Better search and use of research data

Results of simulations, Measurement data, interviews, images, social media data, statistics: In Research datas you will find noit only one answer, so its should be made available to as many users as possible. This is the central goal of several projects of the National Research Data Infrastructure (NFDI), which brings together IT service providers such as the Leibniz Supercomputing Centre (LRZ) with research institutions, colleges and universities in Germany. Since 2018 and for the time being up to 10 years, the federal and state governments have been funding the development of open data platforms and portals for various scientific fields with 90 million euros annually, which will be equipped with new, smart analytical tools based on artificial intelligence and statistical methods.
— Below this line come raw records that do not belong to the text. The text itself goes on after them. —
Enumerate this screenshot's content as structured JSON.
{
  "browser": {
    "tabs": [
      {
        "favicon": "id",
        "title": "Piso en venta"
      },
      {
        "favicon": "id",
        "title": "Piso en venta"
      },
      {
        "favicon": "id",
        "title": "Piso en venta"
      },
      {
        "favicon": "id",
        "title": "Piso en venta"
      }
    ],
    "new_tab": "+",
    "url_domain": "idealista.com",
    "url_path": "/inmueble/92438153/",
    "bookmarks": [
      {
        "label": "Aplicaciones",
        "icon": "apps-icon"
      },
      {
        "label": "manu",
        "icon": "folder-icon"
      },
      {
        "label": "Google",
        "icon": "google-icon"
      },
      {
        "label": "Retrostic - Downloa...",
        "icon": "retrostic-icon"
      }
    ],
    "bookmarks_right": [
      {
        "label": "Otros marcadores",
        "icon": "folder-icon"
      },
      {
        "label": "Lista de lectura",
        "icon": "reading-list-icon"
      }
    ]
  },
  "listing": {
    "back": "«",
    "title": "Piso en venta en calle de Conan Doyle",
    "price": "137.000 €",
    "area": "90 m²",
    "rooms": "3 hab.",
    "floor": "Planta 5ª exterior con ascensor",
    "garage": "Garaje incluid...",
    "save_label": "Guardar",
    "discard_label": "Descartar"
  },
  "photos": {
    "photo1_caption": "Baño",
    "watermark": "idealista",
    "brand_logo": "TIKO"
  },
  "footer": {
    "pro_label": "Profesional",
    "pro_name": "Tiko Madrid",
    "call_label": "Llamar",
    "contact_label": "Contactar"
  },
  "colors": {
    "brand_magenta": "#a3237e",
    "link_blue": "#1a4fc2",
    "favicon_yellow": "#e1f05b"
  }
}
File cabinet - the traditional data storage. Photo: Jan A. Kolar/Unsplash

The LRZ is already directly involved in two consortia and won five more in 2021. The expertise of the Research Data Management, File and Storage Systems and Big Data and Artificial Intelligence teams is particularly in demand. The aim is to make research datasets easier to find and use internationally, and to do so for as long as possible. The LRZ has committed itself to the FAIR rules, according to which data should be findable, openly accessible, interoperable and reusable. "This simplifies the verifiability as well as the sharing of research results", Dr. Stephan Hachinger says in the interview below. He leads the Research Data Menagement Team at LRZ. "A prerequisite for FAIR data management is the provision of research results with additional information." These standardised metadata are indexed by search engines and describe the content of data sets like a library index describes books. In addition to author, content and instructions for use, a checksum in the metadata ensures that a data set has not been manipulated or changed during use.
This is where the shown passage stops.